Sulino Preto poucos dias depois de preso, praticou o
suicídio, enforcando-se na sela da delegacia. Após a ressaca daquele dia, Paulo
foi recobrando a memória, lembrou-se pouco a pouco de tudo como realmente tinha
ocorrido. Precisava ir a águas Belas sua terra natal, precisava conversar com
seus familiares, mas não podia ausentar-se de Santana do Ipanema, estava
impedido pela lei. Um pensamento martelava sua mente, a declaração de Zé da
Burra sobre o caso amoroso entre o filho dele Beto, e sua companheira Verônica.
Seria verdade aquela afirmação? Não queria acreditar. Só tinha um jeito de
saber. E preparou uma cilada pra sua companheira. Disse que ia passar a noite
jogando baralho na casa de uns amigos no lajedo grande, naquele final de
semana. E ficou de tocaia na penumbra do quintal. Não demorou muito e ouviu
quando a porta do bar foi aberta para o encontro de infidelidade entre Beto e
Verônica.
Nem mesmo o filho de
Deus, Jesus, foi poupado das tentações do demônio, uma vez estando aqui entre
nós. Aproximando-se a hora do calvário foi tentado Por ele quando em quaresma.

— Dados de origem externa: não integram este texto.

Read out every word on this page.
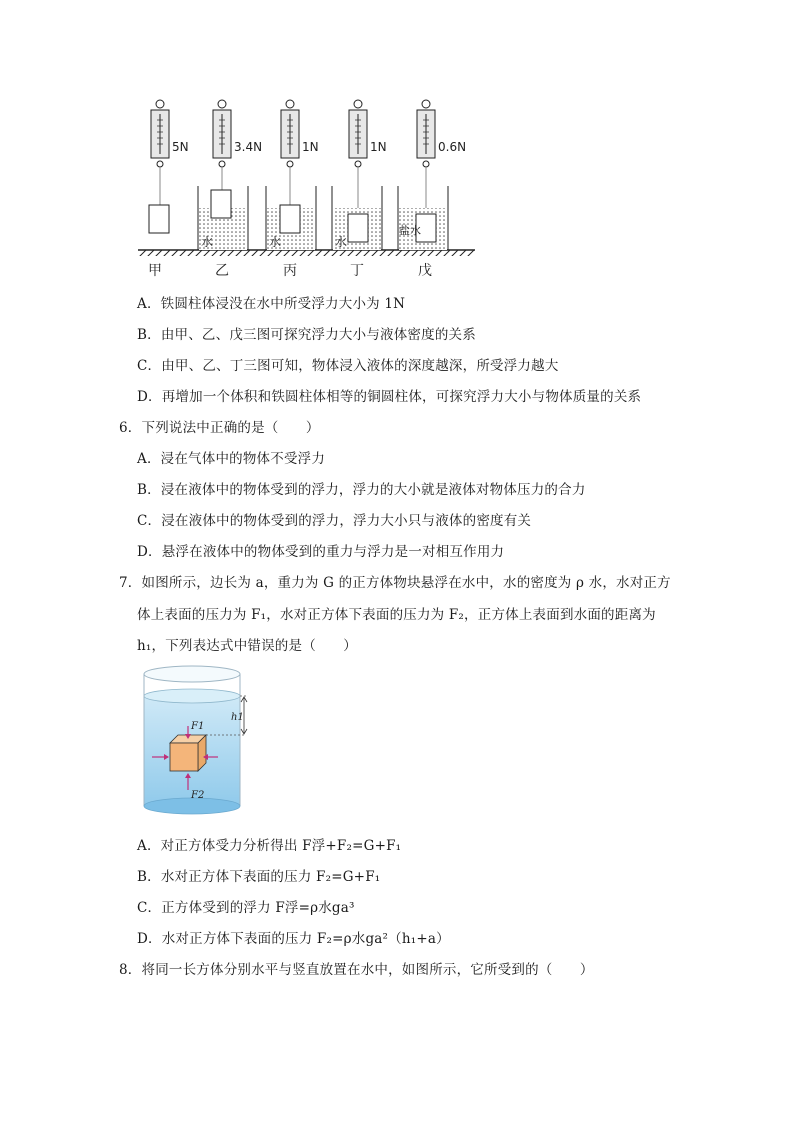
5N	3.4N	1N	1N	0.6N
水	水	水
盐水
甲	乙	丙	丁	戊
A．铁圆柱体浸没在水中所受浮力大小为 1N
B．由甲、乙、戊三图可探究浮力大小与液体密度的关系
C．由甲、乙、丁三图可知，物体浸入液体的深度越深，所受浮力越大
D．再增加一个体积和铁圆柱体相等的铜圆柱体，可探究浮力大小与物体质量的关系
6．下列说法中正确的是（　　）
A．浸在气体中的物体不受浮力
B．浸在液体中的物体受到的浮力，浮力的大小就是液体对物体压力的合力
C．浸在液体中的物体受到的浮力，浮力大小只与液体的密度有关
D．悬浮在液体中的物体受到的重力与浮力是一对相互作用力
7．如图所示，边长为 a，重力为 G 的正方体物块悬浮在水中，水的密度为 ρ 水，水对正方
体上表面的压力为 F₁，水对正方体下表面的压力为 F₂，正方体上表面到水面的距离为
h₁，下列表达式中错误的是（　　）
h1
F1
F2
A．对正方体受力分析得出 F浮+F₂=G+F₁
B．水对正方体下表面的压力 F₂=G+F₁
C．正方体受到的浮力 F浮=ρ水ga³
D．水对正方体下表面的压力 F₂=ρ水ga²（h₁+a）
8．将同一长方体分别水平与竖直放置在水中，如图所示，它所受到的（　　）
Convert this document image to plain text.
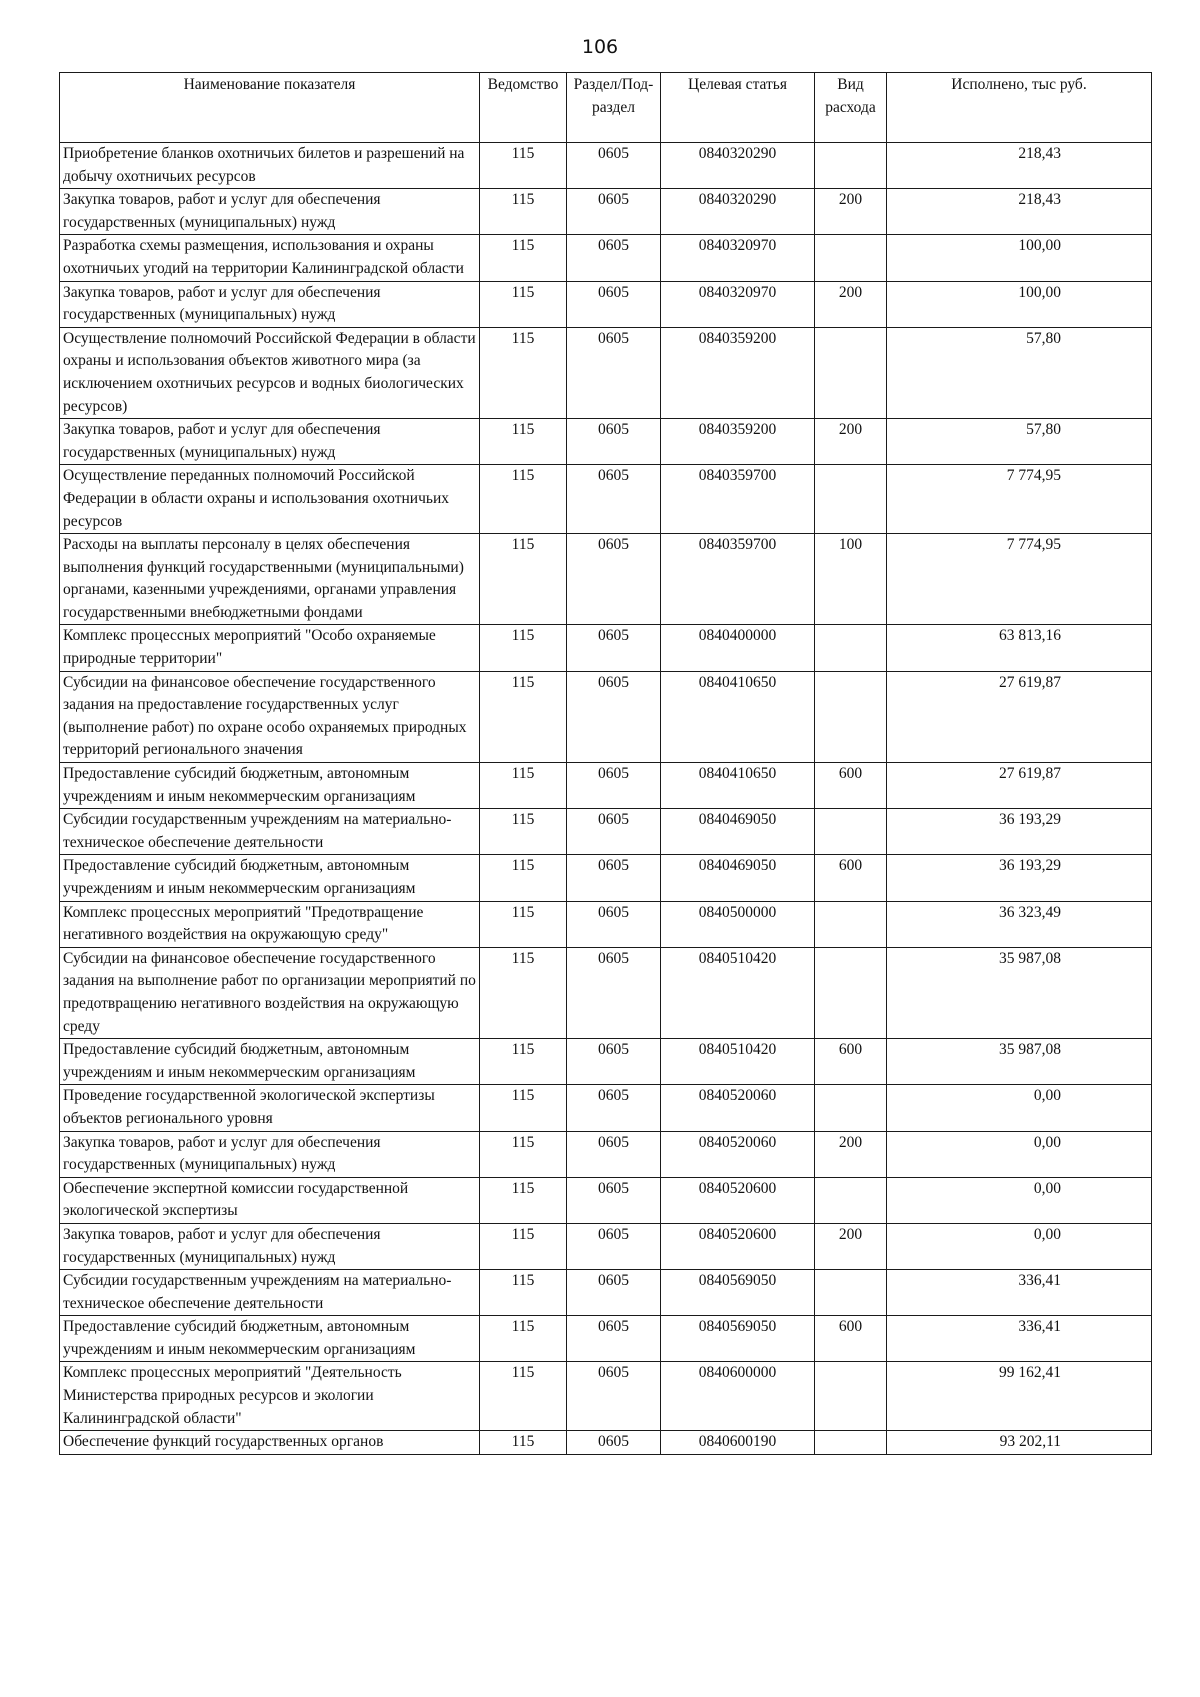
106
Наименование показателя	Ведомство	Раздел/Под-раздел	Целевая статья	Вид расхода	Исполнено, тыс руб.
Приобретение бланков охотничьих билетов и разрешений на добычу охотничьих ресурсов	115	0605	0840320290		218,43
Закупка товаров, работ и услуг для обеспечения государственных (муниципальных) нужд	115	0605	0840320290	200	218,43
Разработка схемы размещения, использования и охраны охотничьих угодий на территории Калининградской области	115	0605	0840320970		100,00
Закупка товаров, работ и услуг для обеспечения государственных (муниципальных) нужд	115	0605	0840320970	200	100,00
Осуществление полномочий Российской Федерации в области охраны и использования объектов животного мира (за исключением охотничьих ресурсов и водных биологических ресурсов)	115	0605	0840359200		57,80
Закупка товаров, работ и услуг для обеспечения государственных (муниципальных) нужд	115	0605	0840359200	200	57,80
Осуществление переданных полномочий Российской Федерации в области охраны и использования охотничьих ресурсов	115	0605	0840359700		7 774,95
Расходы на выплаты персоналу в целях обеспечения выполнения функций государственными (муниципальными) органами, казенными учреждениями, органами управления государственными внебюджетными фондами	115	0605	0840359700	100	7 774,95
Комплекс процессных мероприятий "Особо охраняемые природные территории"	115	0605	0840400000		63 813,16
Субсидии на финансовое обеспечение государственного задания на предоставление государственных услуг (выполнение работ) по охране особо охраняемых природных территорий регионального значения	115	0605	0840410650		27 619,87
Предоставление субсидий бюджетным, автономным учреждениям и иным некоммерческим организациям	115	0605	0840410650	600	27 619,87
Субсидии государственным учреждениям на материально-техническое обеспечение деятельности	115	0605	0840469050		36 193,29
Предоставление субсидий бюджетным, автономным учреждениям и иным некоммерческим организациям	115	0605	0840469050	600	36 193,29
Комплекс процессных мероприятий "Предотвращение негативного воздействия на окружающую среду"	115	0605	0840500000		36 323,49
Субсидии на финансовое обеспечение государственного задания на выполнение работ по организации мероприятий по предотвращению негативного воздействия на окружающую среду	115	0605	0840510420		35 987,08
Предоставление субсидий бюджетным, автономным учреждениям и иным некоммерческим организациям	115	0605	0840510420	600	35 987,08
Проведение государственной экологической экспертизы объектов регионального уровня	115	0605	0840520060		0,00
Закупка товаров, работ и услуг для обеспечения государственных (муниципальных) нужд	115	0605	0840520060	200	0,00
Обеспечение экспертной комиссии государственной экологической экспертизы	115	0605	0840520600		0,00
Закупка товаров, работ и услуг для обеспечения государственных (муниципальных) нужд	115	0605	0840520600	200	0,00
Субсидии государственным учреждениям на материально-техническое обеспечение деятельности	115	0605	0840569050		336,41
Предоставление субсидий бюджетным, автономным учреждениям и иным некоммерческим организациям	115	0605	0840569050	600	336,41
Комплекс процессных мероприятий "Деятельность Министерства природных ресурсов и экологии Калининградской области"	115	0605	0840600000		99 162,41
Обеспечение функций государственных органов	115	0605	0840600190		93 202,11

Foram em número de três, as tentações. A tentação da fidelidade a Deus
“transforma pedra em pão”; A de testar a santidade e o poder de Deus “Atira-te
daqui do alto”; A do poder “darei tudo se prostrando me adorares”; E Jesus
respondeu a ele: Nem só de pão vive o homem, mas de toda palavra que sai da
boca de Deus; Não tentarás teu Deus; Adorarás somente a Deus. Não pediu, pois
ao diabo não se pede. Ordenou que retirasse de sua presença.
Paulo passou a ser um
homem triste, sorumbático. Verônica não mais estava com ele no bar. Se alguém
perguntava por ela, dizia apenas:
- Sei lá...Foi embora.
O delegado passou a
frequentar o bar de Paulo, pois nunca deixara de ter suas suspeitas sobre ele,
tanto com relação a morte de Zé da Burra quanto ao desaparecimento súbito de
Verônica. E um dia aconteceu. Estava sentado a uma mesa tomando uma cerveja, e
de lá dos fundos do bar veio vindo, um velho cão rabugento que todos conheciam,
era o cachorro do finado Sulino Preto. Veio lá dos fundos do quintal e parou
aos pés do delegado, trazia na boca uma mão humana, suja de terra, com unhas
pintadas de esmalte vermelho. No dedo anular uma aliança com letrinhas bordadas
lia-se: Verônica.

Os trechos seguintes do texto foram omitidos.